A federal judge in Seattle this week put a stop to an ongoing effort by the Immigration and Customs Enforcement agency to falsely paint a 24-year-old DACA recipient as an active member of a street gang.
In February 2017, Daniel Ramirez became the first known DACA recipient to be arrested and detained by ICE agents as part of President Donald Trump’s escalated attacks on immigrant communities. ICE officials insisted that the arrest stemmed from what they called Ramirez’ “self-admitted” gang status. As it turns out, this charge is based in large part on a tattoo Ramirez has. The tattoo features the words “La Paz BCS”—a reference to his birthplace in Baja California Sur—and looks nothing like a gang logo.
Ramirez’s attorneys have since accused ICE of doctoring their clients’ paperwork to bolster their allegation. They also filed a lawsuit against the agency, claiming that ICE’s attempts to have him deported had violated his due process rights.

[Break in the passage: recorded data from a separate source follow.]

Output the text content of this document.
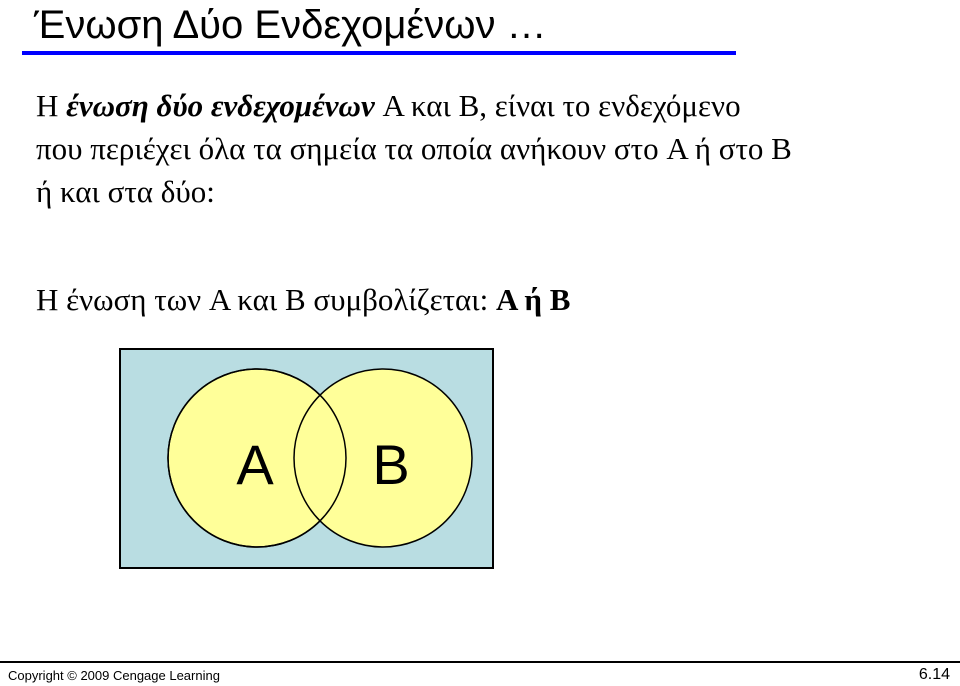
Ένωση Δύο Ενδεχομένων …
Η ένωση δύο ενδεχομένων A και B, είναι το ενδεχόμενο
που περιέχει όλα τα σημεία τα οποία ανήκουν στο A ή στο B
ή και στα δύο:
Η ένωση των A και B συμβολίζεται: A ή B
A B
Copyright © 2009 Cengage Learning	6.14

As Slate reported on Thursday, Judge Ricardo Martinez of the U.S. District Court for the Western District of Washington ruled in favor of Ramirez earlier this week—and in his ruling, he said that ICE had essentially fabricated Ramirez’s entire gang affiliation. From the ruling (emphasis mine):
These conclusory findings [that Ramirez was in a gang] have since been contradicted by experts and other evidence...Mr. Martin Flores, who has served as a gang expert in more than 700 cases, indicated that he has “never seen a gang member with a similar tattoo nor would [he] attribute this tattoo to have any gang-related meaning.” Defendants have produced no evidence to the contrary.
In addition, the ICE officer’s conclusion is completely contradictory to the government’s own previous findings after extensive background checks that were meant to uncover evidence of “known or suspected gang association.”
Most troubling to the Court, is the continued assertion that Mr. Ramirez is gang-affiliated, despite providing no evidence specific to Mr. Ramirez to the Immigration Court in connection with his administrative proceedings, and offering no evidence to this Court to support its assertions four months later...For these reasons, the Court finds that Defendants’ continued assertion that Plaintiff is a gang member or gang-affiliated is arbitrary and capricious and in violation of the APA.
What’s more, as Slate points out, as a DACA recipient, Ramirez had been subject to extensive background checks, which would have highlighted any alleged gang affiliation long before his arrest. Of course, there were none.
In his ruling, Judge Martinez ordered Ramirez’ DACA protections reinstated, thereby preventing him from being deported.
The verdict comes as defenders of the Trump administration frantically insist that the president’s recent use of the term “animals” to describe some immigrants was intended solely for gang members and not the immigrant community as a whole. Clearly, for some at ICE, that’s a distinction without a difference.
I have reached out to ICE for comment and will update if I hear back.